Might also want to check out https://gutenberg.org, it’s got about 70x the books that standard ebooks has, even if its not as well refurbished.
I have a dirty pull of their site from a torrent that I need to clean up. My issue is cross-referencing it with standard to see what I have and don’t. I might get Calibre to handle it if it happens to identify them as the same book, I’ll just import Gutenberg afterwards and skip the existing.
Growing up I didn’t think abortion was controversial, only very religious conservative people standing outside abortion clinics find it controversial. Wasn’t until we overturned roe v wade when I realized there are way more people who disagree with abortion than I initially thought.
interesting perspective. i grew up in a super conservative circle and i was under the impression that most people found it morally wrong. in reality, the vast majority of Americans support access to abortion in some way, regardless if they would personally have one themselves
I remember learning through multiple personal experiences some time during highschool that some adults were vastly less intelligent and wise than some of my fellow 16 yr olds, it was shocking to me. Honestly I think some people hit puberty and just began coasting, ego and entitlement outweighed curiosity, and they began to live with the belief that society’s collection of history, science, and reasoning, was worth less than their own personal opinion.
You’re right of course, but your 6th grade teacher should have told you that the subject of the book could happen again. Freedom, eternal vigilance, and so on.
I mean, it was sixth grade. They could have said that. I didn’t keep the transcripts.
Them banning the bans makes me chuckle.
Conservatives should have banned ban-bans first if they wanted to get their way.
I recommend reading the US constitution. Basically this is what the Bill of Rights is.
Also many States added bans on banning of abortions to their Constitutions for the same reason.
We need a lot more of these, like bans on bans of encrypted apps without backdoors. Bans on bans of “vagrancy” and other laws made to target black people. Bans on book bans in prison.
I’m interested how this works, technically. I’m against banning books. I’m also against elementary school kids picking up Naked Lunch in the school library and leaving through it. I presume no librarian would elect to have that book anyway, so it will never be tested whether it can be barred somehow. There are also probably soft mechanisms that get used like “it’s in the library and you can check it out with a parental permission form.” Anyway how to handle obscene material has been a question since the beginning of time.

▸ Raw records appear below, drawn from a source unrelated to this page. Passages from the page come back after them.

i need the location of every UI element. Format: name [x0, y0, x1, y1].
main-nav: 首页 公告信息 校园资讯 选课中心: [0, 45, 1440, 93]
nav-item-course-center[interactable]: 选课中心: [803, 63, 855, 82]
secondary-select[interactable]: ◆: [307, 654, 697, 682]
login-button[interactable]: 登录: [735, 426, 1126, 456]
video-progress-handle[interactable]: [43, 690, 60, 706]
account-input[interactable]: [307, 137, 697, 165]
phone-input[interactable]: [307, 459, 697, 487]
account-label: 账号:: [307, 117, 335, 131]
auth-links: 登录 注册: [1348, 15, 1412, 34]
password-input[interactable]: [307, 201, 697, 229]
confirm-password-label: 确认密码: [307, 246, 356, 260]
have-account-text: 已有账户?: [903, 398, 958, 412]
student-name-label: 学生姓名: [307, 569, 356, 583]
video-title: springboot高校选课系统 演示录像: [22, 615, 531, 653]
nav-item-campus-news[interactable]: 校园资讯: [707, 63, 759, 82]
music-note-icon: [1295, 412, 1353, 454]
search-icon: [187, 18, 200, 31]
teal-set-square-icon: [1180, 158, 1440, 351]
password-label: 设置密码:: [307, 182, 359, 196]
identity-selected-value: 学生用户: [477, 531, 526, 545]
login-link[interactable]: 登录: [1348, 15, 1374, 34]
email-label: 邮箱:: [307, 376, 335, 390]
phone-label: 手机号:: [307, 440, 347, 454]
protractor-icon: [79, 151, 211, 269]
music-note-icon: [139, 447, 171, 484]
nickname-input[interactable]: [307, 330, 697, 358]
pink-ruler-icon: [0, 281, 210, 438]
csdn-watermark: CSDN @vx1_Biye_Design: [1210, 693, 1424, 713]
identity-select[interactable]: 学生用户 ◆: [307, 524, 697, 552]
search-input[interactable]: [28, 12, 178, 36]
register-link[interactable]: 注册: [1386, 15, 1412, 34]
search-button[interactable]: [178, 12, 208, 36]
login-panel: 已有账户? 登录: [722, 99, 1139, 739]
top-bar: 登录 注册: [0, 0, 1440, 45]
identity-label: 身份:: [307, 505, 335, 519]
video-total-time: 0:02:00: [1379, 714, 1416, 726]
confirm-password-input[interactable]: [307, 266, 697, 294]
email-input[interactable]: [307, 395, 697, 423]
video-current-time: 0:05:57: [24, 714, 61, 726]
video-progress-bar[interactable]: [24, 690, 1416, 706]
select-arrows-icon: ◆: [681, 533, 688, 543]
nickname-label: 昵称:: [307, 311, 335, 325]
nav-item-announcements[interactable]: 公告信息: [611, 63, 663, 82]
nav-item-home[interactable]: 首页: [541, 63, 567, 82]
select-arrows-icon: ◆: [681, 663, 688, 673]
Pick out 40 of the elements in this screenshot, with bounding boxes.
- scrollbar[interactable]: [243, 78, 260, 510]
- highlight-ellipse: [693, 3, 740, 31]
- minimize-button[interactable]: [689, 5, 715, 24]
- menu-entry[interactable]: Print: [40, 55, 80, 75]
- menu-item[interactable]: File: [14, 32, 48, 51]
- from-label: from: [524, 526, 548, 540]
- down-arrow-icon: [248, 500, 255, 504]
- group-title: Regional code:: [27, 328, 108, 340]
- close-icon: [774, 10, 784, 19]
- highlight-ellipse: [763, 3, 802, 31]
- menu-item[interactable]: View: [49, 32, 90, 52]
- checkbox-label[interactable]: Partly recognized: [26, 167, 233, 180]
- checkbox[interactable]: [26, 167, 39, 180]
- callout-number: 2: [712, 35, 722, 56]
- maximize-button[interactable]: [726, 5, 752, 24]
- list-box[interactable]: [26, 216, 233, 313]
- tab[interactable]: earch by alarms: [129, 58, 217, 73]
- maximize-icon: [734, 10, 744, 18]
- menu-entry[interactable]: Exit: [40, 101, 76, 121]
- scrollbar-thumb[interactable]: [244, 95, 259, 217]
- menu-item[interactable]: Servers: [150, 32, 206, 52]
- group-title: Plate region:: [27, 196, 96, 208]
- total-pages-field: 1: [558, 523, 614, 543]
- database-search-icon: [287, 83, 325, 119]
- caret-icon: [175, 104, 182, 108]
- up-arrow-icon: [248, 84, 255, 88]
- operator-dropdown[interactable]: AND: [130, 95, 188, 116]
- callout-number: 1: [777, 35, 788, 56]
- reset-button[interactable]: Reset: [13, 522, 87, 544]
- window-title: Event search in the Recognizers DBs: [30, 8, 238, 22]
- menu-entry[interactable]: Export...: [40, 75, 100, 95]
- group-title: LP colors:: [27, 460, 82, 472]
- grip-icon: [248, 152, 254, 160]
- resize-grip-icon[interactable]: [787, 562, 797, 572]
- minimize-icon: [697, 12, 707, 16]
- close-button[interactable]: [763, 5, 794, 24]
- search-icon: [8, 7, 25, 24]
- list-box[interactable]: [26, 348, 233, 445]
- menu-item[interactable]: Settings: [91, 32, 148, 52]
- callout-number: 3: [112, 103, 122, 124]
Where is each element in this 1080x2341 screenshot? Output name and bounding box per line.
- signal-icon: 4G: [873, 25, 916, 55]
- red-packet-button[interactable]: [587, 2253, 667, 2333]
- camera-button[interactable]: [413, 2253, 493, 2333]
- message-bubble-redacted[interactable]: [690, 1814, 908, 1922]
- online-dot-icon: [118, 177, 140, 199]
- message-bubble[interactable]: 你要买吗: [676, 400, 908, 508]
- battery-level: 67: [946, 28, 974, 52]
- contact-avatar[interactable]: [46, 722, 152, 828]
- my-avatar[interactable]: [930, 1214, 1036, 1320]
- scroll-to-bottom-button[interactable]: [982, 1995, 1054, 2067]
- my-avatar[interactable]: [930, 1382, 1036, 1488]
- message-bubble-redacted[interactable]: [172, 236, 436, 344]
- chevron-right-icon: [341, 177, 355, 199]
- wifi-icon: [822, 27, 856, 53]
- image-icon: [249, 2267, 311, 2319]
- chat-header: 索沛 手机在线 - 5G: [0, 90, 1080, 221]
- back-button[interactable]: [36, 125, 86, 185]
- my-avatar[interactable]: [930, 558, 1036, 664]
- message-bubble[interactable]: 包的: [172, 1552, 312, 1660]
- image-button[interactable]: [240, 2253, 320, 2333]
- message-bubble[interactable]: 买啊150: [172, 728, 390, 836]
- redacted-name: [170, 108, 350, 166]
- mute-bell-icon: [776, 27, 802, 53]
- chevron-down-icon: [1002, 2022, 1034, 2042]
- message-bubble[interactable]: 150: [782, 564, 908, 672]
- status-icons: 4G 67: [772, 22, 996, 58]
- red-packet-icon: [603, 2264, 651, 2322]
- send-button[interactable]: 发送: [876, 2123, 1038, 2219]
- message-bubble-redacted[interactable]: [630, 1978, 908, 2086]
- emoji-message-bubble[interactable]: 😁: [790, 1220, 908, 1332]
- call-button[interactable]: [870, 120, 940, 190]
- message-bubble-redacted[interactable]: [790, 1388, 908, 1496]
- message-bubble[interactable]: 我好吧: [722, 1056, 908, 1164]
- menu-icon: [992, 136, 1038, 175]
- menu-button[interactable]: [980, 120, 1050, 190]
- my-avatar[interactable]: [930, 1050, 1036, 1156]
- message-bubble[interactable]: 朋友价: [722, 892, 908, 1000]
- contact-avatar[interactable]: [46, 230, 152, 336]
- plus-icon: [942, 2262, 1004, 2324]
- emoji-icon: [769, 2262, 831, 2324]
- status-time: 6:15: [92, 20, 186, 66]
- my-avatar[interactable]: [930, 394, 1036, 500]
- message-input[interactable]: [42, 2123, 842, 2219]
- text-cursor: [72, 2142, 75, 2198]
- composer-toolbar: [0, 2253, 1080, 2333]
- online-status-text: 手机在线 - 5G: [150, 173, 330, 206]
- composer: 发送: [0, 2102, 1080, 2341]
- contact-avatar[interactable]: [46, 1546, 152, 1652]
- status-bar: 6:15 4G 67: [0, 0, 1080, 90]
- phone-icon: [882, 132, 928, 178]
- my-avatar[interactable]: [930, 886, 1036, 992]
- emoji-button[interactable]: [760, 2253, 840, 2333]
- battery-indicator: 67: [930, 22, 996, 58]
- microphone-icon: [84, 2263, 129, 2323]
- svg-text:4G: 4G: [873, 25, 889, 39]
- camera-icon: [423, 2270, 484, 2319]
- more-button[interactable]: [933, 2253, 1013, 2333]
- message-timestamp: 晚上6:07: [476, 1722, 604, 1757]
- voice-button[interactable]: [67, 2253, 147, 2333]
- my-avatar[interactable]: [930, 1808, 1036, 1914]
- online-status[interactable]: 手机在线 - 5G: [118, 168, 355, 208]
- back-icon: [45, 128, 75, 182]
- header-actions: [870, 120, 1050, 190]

The bill permits restriction in the case of “developmentally inappropriate material” for certain age groups. The measure also requires local school boards and the governing bodies of public libraries to set up policies for book curation and the removal of library materials, including a way to address concerns over certain items.
Leaving a gap open for “developmentally inappropriate” makes sense in the face of it, but when Evangelicals try to ban any book that has a depiction of a gay character, this is the rationale they use: that kids should not be subjected to sexual material. I’m not saying their argument holds water, just that the gap left open by this prohibition is the exact favorite entry point of book ban abusers.
The school would still have to be the one buying the books so they just won’t buy any book they deem inappropriate. I’m sure this is mainly just to stop zealots from banning everything related to evolution. Also, I haven’t read Naked Lunch but from what I know of it, I doubt it has anything kids can’t get on the Internet nowadays.
From the article:
The bill permits restriction in the case of “developmentally inappropriate material” for certain age groups. The measure also requires local school boards and the governing bodies of public libraries to set up policies for book curation and the removal of library materials, including a way to address concerns over certain items.
Doesn’t know the book: check Casually dismisses the entire topic of moderating children’s content intake: check
It’s pretty clear you don’t know what you’re talking about on any level here.
I used the ban to ban the ban
I somehow took this to mean the exact opposite of what the title meant and was confused how this was uplifting news. I think it’s time I had a little nap.
The fact that this is considered uplifting news is not something I find very uplifting
I’m glad they’re taking steps to oppose fuckery. I’m disgusted that these steps have become necessary (or at least prudent).